Dr Ruan-Ching Yu: dementia and hearing loss
Dr Ruan-Ching Yuan shares the impact of her research into whether earlier support for hearing loss could reduce the risk of developing dementia.
What inspired you to take a closer look at the relationship between hearing loss severity and dementia?
In my work at the intersection of psychiatry and audiology at UCL, I kept hearing the same story: when hearing fades, conversations become exhausting, social life shrinks, and thinking feels harder. That pattern didn’t feel incidental. I wanted to know not just whether hearing loss matters for dementia risk, but how much it matters. Colleagues across the Ear Institute and the Division of Psychiatry - especially my manager, Professor Sergi Costafreda Gonzalez, and my mentor, Professor Anne G. M. Schilder - and our PPI contributors encouraged me to test that question rigorously: does risk increase with severity, and could earlier, simpler support reduce the risk? Synthesising the best available evidence felt like the most reliable way to answer it and to inform both clinical practice and policy.

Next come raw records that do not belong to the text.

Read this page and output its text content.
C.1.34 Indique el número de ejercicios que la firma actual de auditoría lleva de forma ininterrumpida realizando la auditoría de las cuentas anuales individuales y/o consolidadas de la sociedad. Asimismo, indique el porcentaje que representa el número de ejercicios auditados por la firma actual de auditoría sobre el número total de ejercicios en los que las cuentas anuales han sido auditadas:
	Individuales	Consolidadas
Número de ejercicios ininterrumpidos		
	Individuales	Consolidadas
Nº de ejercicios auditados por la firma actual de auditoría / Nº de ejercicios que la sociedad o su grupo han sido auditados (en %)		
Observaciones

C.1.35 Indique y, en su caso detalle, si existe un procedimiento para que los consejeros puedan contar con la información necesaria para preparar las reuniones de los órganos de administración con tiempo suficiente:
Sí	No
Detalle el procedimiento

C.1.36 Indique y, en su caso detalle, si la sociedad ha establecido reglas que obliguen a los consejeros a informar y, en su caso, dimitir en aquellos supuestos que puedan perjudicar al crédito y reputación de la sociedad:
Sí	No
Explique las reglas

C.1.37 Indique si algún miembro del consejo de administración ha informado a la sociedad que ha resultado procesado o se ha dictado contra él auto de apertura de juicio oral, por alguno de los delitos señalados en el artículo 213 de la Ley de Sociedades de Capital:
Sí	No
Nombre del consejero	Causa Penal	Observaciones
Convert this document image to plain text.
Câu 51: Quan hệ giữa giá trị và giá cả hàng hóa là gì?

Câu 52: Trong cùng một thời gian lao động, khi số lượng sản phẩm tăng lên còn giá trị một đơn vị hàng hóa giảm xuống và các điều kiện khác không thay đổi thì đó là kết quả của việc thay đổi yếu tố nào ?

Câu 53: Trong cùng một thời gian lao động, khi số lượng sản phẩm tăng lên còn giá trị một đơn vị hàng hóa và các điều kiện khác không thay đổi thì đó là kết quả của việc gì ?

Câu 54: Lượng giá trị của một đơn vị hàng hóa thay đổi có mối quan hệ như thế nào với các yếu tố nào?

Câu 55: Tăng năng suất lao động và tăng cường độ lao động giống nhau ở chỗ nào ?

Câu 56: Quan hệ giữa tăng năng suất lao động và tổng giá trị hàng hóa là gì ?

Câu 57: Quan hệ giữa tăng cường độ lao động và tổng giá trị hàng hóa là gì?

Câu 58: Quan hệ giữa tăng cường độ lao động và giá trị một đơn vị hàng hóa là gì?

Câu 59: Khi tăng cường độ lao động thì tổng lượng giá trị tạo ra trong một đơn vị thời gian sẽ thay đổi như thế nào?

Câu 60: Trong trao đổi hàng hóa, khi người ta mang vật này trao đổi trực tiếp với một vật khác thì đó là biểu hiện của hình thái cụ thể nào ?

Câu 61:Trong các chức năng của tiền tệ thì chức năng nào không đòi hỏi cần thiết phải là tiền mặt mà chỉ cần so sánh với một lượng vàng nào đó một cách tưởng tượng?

Tell us more about your project and your findings.
This project was a systematic review and meta-analysis of more than 1.5 million participants across 50 longitudinal cohort studies, examining hearing loss and cognitive outcomes. We quantified a clear dose–response relationship between hearing-loss severity and dementia risk.
Both mild and moderate-to-severe hearing loss were associated with higher dementia risk, and each 10‑decibel worsening of hearing was linked to a 16% increase in risk—showing that even modest declines matter. In short, the greater the hearing loss, the higher the risk of dementia. This shifts the conversation from “Does hearing loss matter?” to “How much does it matter—and what can we do about it?”
Tell us about the wider collaborative programme that you are part of.
This research underpins TACT+ (Treating Auditory Impairment to Preserve Cognition in People with Mild Cognitive Impairment), an NIHR Stage 1–selected research programme now progressing through Stage 2 review. TACT+ brings together specialists in psychiatry, audiology, general practice, and public-health implementation science to develop and evaluate hearing-care interventions for people with mild cognitive impairment (MCI)—a group at higher risk of dementia. These include timely access to hearing aids, personalised support, and coordinated follow-up. Contributing to such a multidisciplinary effort is a privilege. Our shared goal is to deliver practical, scalable solutions that improve real-world outcomes for people at risk of cognitive decline.
How do you see your findings influencing clinical practice or public health policy in future?
Our meta-analysis shows that hearing loss is consistently linked with a higher risk of dementia. While observational data alone cannot prescribe specific clinical actions, they highlight hearing care as an important - and potentially modifiable - element of dementia‑risk reduction. The work underlines the need to assess hearing routinely when people present with memory concerns and to study whether timely intervention makes a difference.
At a public‑health level, the evidence strengthens the case for investing in accessible, evidence‑based hearing services for older adults. If funded, the TACT+ randomised controlled trial (currently under NIHR Stage 2 review) will provide the prospective data needed to guide future guidelines and policy on proactive dementia prevention.
What are the next steps for this research? Are there any follow-up studies or new directions you’re excited about?
The next step is a large‑scale RCT within TACT+ (under review) to test the effectiveness of hearing interventions in reducing cognitive decline among people with MCI. We’re also exploring how these interventions can be delivered more equitably, including via telehealth and community‑based models.
Personally, I’m interested in understanding not just whether hearing care works, but how it works - and for whom - so we can make interventions more person‑centred and impactful in real‑world settings.